To Command and Collar by Cherise Sinclair

This is book 6 of the Shadowlands series and book 2 of the multibook story arc involving human trafficking. Sinclair does an excellent job writing each book in her Shadowlands series so that it's not necessary, although helpful, to read them in order. With the 4 book story arc that started with Make Me Sir (Book 5 of the Shadowlands), I strongly recommend reading them in order. Because of the mystery/adventure style of the story arc, it's better to follow them through.

This book focuses on Raoul and Kim. Kim is rescued early in the book and the story focuses mostly on how she and Raoul are constantly thrown together to help further the FBI's goal of bringing down the human trafficking ring. Raoul is portrayed as a stern but caring man. He has his own demons, mostly involving his ex-wife, but they are downplayed for the sake of helping Kim and the FBI. Kim is portrayed well considering that the storyline moves much more quickly then anyone is truly comfortable with - including the characters.

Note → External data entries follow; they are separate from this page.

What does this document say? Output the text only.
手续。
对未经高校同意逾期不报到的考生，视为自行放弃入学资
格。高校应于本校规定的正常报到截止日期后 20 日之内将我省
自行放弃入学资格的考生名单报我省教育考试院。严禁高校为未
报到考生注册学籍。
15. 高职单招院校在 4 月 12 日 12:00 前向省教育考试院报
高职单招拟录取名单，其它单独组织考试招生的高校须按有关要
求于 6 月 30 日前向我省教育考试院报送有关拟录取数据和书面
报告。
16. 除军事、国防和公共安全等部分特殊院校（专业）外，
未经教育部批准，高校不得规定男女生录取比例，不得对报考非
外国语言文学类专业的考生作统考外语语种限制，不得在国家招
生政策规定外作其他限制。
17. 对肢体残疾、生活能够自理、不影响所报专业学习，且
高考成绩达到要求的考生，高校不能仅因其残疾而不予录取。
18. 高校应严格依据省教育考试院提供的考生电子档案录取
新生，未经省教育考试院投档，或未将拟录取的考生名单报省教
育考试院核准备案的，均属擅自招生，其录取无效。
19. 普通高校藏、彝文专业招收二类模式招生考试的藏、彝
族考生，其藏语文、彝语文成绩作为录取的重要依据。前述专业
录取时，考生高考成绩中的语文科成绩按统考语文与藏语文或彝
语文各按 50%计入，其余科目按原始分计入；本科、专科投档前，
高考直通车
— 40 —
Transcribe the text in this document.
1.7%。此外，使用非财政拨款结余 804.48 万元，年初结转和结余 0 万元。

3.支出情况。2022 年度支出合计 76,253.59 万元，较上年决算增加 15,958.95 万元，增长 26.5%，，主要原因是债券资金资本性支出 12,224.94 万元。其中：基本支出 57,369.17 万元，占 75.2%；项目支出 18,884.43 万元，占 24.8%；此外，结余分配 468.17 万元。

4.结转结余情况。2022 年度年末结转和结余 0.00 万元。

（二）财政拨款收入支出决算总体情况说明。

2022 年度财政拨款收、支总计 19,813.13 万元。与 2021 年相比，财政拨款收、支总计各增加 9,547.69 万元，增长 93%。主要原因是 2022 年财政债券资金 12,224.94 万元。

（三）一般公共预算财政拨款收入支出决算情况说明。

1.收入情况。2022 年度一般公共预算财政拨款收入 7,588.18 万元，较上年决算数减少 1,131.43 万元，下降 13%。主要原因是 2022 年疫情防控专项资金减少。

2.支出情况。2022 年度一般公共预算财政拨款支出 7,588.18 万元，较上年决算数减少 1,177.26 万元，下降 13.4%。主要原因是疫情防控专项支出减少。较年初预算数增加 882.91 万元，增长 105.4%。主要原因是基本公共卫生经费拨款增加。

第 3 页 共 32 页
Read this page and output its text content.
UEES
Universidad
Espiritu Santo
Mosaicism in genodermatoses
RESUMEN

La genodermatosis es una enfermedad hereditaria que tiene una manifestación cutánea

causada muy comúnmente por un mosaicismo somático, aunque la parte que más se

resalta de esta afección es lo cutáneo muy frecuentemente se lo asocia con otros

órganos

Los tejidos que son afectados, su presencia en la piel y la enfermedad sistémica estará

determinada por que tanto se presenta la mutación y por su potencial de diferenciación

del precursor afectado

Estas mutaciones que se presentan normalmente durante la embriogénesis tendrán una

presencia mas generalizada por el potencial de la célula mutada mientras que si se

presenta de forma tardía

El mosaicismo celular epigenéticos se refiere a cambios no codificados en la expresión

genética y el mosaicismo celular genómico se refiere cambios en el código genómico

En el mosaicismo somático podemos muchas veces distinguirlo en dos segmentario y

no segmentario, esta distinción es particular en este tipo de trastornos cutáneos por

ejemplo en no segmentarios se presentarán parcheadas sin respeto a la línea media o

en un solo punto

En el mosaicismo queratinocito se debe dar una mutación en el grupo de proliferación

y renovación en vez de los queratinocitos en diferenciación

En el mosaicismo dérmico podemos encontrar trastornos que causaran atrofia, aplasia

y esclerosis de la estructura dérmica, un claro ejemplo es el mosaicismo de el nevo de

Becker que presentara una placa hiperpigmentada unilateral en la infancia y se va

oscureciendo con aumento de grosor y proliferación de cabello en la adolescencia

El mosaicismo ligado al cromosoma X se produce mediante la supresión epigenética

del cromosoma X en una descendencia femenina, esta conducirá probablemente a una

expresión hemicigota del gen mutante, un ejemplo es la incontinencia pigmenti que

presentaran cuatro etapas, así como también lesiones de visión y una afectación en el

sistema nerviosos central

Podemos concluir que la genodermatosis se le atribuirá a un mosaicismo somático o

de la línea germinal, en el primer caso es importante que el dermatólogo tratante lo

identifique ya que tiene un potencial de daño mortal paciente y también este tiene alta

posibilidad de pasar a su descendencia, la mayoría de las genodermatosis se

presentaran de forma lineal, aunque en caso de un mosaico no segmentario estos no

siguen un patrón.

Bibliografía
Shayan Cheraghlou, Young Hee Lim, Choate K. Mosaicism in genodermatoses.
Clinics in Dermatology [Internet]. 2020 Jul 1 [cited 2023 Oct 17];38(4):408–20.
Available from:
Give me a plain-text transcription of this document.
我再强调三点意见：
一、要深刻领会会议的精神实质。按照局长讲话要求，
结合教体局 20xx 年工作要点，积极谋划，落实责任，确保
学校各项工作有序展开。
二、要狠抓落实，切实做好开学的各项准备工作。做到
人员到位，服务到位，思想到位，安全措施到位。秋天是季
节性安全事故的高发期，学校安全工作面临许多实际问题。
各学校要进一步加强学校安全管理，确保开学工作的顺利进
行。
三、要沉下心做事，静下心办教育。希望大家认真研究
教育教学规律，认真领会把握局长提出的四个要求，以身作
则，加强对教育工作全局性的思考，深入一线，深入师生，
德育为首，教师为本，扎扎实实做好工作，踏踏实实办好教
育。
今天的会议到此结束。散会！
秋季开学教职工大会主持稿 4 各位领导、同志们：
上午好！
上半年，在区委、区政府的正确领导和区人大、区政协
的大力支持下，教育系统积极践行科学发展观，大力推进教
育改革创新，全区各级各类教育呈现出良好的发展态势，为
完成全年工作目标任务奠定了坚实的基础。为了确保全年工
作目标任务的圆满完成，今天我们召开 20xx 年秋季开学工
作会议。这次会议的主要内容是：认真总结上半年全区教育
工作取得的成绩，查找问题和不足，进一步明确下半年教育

Some of this is because the book is fictional and for the sake of the story things that would normally happen in months, take only a few days. While it feels fast it doesn't feel rushed. There always seems to be something to anticipate. Will she cooperate? Will he accept? Will they free the other slaves?

I like that Raoul is gentle with Kim but still pushes her. She's been through severe trauma and he recognizes that. But he doesn't coddle her or let her hide. He also doesn't take over her life, forcing her to make some decisions on her own, or speak up for what she wants/needs. It's a fine line between domination and abuse - and it's even sharper when one, or both, parties have experienced the later. Sinclair handles that line beautifully by letting the characters develop on their own rather than forcing the story.

My one issue with the book is at the end. Raoul has made a decision that is mostly out of character for him and Kim is trying to convince him to change his mind. It takes Z stepping in and making a suggestion as to how she can "prove" herself to Raoul. I have a real issue with this section. Mostly because it crosses the line for several of the characters. First, Z, as a psychiatrist, would know what he was asking of Kim was not right. Second, having seen what it took to get Kim to trust him, it was out of character for Raoul to both turn her away and accept Z's suggestion. Third, Raoul and Kim's story is more about living a 24/7 Dom/sub lifestyle as opposed to Sinclairs other books were the Dom/sub dynamic was mostly limited to the bedroom. To have a single scene be the defining moment - one where it was more about having Kim do something to "prove" her loyalty - regardless of her fear - struck me as wrong. Yes, she would need to eventually deal with that particular fear but to force her to deal with it so immediately seemed abusive. She hadn't betrayed his trust or left him out of anger. So she shouldn't have had to prove anything. His rejection of Kim had more to do with his ex-wife than anything else, and even that had been downplayed to the point that it seemed almost trivial. So the fact that this suddenly becomes a reason to reject Kim is confusing.

Overall I liked this book. It was a good follow up to the previous book and laid the groundwork for the third book. It was also nice to see a different style of the BDSM genre. There is nothing wrong with "in the bedroom only" stories but it's nice to have a different perspective. And for the most part, this was 24/7 done well.